Autres clichés répétitifs, lorsqu'il s'agit d'imposer l'austérité et des régressions sociales, on appellera ça des réformes ambitieuses et même courageuses. Il faut alors dire la vérité aux Français et pratiquer le parler vrai comme le faisait, paraît-il, Rocard. Cette gauche qui assume les responsabilités du pouvoir est opposée à une gauche utopique et impuissante comme si le seul moyen pour la gauche d'accéder au pouvoir était de se plier aux exigences du capital. Il est presque amusant de voir tous ces personnages, politicien(ne)s, expert(e)s, éditocrates s'agiter pour donner depuis leur plateau de télévision des leçons de proximité, faire la pédagogie du monde réel dont ils ignorent tout, répéter platement des formules vides de sens : être au plus près du terrain, au plus près des Français... On va jusqu'à essayer de nous faire croire que Macron, parce qu'il s 'est enrichi en cinq ans comme banquier d'affaires connait le monde de l'entreprise, ou, encore plus incongru, le monde du travail, alors qu'il n'est qu'un pur produit de la noblesse d'Etat et n'a connu que le trajet de l'ENA au pantouflage chez Rothschild en passant par la planque de l'Inspection des finances !
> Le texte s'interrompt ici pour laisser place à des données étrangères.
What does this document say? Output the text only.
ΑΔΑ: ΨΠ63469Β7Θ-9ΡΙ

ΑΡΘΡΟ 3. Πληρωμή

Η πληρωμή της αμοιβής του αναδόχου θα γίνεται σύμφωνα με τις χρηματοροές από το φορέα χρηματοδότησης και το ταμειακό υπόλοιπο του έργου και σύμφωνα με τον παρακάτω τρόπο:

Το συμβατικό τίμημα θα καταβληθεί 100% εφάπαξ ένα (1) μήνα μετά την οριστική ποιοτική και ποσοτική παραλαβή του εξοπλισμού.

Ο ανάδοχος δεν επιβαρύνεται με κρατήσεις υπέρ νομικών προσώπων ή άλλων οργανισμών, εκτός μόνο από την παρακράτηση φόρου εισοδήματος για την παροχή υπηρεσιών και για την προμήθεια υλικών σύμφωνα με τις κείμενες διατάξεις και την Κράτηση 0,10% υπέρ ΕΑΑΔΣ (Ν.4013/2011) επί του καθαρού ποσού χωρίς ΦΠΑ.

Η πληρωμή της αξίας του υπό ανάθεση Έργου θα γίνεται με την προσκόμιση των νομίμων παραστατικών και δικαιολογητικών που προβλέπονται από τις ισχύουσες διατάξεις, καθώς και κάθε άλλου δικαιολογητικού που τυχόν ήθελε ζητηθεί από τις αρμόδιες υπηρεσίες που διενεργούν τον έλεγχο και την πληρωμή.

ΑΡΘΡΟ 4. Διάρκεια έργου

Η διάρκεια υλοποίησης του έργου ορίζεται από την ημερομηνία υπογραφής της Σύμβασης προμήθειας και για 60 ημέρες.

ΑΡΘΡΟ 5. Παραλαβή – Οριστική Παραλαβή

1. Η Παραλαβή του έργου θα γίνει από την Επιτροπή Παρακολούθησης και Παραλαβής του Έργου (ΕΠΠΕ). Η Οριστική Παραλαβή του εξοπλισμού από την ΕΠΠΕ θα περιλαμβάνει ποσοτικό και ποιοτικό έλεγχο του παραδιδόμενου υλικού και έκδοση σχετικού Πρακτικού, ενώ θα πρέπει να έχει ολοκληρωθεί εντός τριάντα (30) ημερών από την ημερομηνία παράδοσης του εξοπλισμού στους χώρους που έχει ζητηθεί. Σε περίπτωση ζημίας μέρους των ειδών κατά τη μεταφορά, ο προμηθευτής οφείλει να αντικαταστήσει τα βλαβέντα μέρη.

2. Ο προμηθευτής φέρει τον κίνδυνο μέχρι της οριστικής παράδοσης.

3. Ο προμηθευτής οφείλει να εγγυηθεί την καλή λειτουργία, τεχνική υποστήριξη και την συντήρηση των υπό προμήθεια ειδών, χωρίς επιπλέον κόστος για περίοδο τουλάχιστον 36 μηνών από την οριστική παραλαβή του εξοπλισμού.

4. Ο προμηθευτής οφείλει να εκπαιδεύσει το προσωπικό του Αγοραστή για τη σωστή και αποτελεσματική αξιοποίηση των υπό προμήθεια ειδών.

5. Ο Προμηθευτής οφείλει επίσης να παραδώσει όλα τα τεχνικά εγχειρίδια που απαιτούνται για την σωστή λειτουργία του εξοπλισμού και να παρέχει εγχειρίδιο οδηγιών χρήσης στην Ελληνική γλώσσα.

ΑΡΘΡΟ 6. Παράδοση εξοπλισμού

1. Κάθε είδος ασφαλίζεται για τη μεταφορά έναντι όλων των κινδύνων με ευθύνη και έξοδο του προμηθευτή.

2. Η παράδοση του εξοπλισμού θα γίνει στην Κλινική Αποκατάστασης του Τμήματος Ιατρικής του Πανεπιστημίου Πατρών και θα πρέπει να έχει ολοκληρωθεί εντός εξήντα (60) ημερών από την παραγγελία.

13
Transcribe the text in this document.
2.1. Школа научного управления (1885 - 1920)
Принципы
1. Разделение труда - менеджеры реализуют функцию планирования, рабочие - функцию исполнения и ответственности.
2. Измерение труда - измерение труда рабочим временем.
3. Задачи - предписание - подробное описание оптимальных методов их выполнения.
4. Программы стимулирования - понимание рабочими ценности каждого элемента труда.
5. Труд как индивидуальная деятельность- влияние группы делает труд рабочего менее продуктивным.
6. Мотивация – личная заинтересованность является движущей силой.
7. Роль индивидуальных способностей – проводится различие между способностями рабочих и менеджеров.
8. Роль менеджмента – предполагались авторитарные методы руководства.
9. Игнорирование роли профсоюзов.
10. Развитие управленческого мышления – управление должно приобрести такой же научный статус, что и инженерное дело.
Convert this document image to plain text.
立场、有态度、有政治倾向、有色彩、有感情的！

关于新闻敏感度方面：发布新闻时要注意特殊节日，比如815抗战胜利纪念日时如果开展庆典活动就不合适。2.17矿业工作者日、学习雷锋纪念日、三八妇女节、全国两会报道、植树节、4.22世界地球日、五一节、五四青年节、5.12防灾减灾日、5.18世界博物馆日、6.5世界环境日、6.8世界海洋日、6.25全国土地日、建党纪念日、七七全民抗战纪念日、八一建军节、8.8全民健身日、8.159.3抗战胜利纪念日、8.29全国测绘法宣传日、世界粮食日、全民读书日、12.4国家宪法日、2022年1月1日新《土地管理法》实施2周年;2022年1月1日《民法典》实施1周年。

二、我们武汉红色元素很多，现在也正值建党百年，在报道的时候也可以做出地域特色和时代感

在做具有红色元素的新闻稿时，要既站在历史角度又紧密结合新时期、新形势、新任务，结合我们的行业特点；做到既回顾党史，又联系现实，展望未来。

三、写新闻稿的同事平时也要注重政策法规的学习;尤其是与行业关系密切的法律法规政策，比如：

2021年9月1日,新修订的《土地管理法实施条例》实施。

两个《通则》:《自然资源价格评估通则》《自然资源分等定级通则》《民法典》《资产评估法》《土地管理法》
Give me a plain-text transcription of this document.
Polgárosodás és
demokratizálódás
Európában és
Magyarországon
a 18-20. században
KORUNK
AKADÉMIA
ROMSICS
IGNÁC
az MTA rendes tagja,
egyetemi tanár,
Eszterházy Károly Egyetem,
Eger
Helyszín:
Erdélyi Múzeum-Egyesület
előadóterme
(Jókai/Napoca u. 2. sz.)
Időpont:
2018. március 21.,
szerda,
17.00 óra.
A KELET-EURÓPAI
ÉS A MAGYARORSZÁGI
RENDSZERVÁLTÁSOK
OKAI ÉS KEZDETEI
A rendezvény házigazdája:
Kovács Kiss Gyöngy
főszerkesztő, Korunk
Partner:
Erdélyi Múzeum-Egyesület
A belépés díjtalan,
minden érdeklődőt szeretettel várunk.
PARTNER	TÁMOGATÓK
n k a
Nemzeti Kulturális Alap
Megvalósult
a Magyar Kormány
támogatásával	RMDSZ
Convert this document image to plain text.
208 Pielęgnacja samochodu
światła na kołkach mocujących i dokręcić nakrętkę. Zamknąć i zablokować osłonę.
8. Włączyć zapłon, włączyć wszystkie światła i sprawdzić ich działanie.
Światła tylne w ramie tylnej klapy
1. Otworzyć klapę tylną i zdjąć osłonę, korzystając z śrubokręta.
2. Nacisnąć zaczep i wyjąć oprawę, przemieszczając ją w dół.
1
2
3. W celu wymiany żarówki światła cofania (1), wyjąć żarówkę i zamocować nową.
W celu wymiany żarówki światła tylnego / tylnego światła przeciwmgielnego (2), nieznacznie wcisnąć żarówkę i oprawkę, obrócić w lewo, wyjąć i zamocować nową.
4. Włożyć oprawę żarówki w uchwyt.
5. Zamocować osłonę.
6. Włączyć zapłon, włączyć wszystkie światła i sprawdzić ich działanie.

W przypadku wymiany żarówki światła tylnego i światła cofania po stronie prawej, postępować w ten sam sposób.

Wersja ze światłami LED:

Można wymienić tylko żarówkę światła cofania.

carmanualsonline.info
La sanctification de ce soi-disant réel est profondément conservatrice : le réel capitaliste a été construit et n' a rien d'immuable. Le libéralisme et le libre-échange ne sont nullement dans la nature des choses. Comme le remarque le politologue Rémi Lefebvre, « les socialistes s'adaptent au réel dicté par les marchés financiers. (Mais) de quel réel est faite la souffrance sociale ? » (l'Humanité, 06.05.2017). Le grand théoricien du libéralisme, Alexis de Tocqueville (1806-1859), a bien décrit le « réel » bourgeois : « les lois économiques étant en quelque sorte de droit divin », la pauvreté, « ce mal héréditaire et incurable » n'est pas une conséquence de l'ordre social mais est l'oeuvre de la Providence. Les « lois économiques sont placées hors de portée des révolutions » et les « attaquer serait mettre en cause la propriété et la famille sur lesquelles la civilisation chrétienne repose ».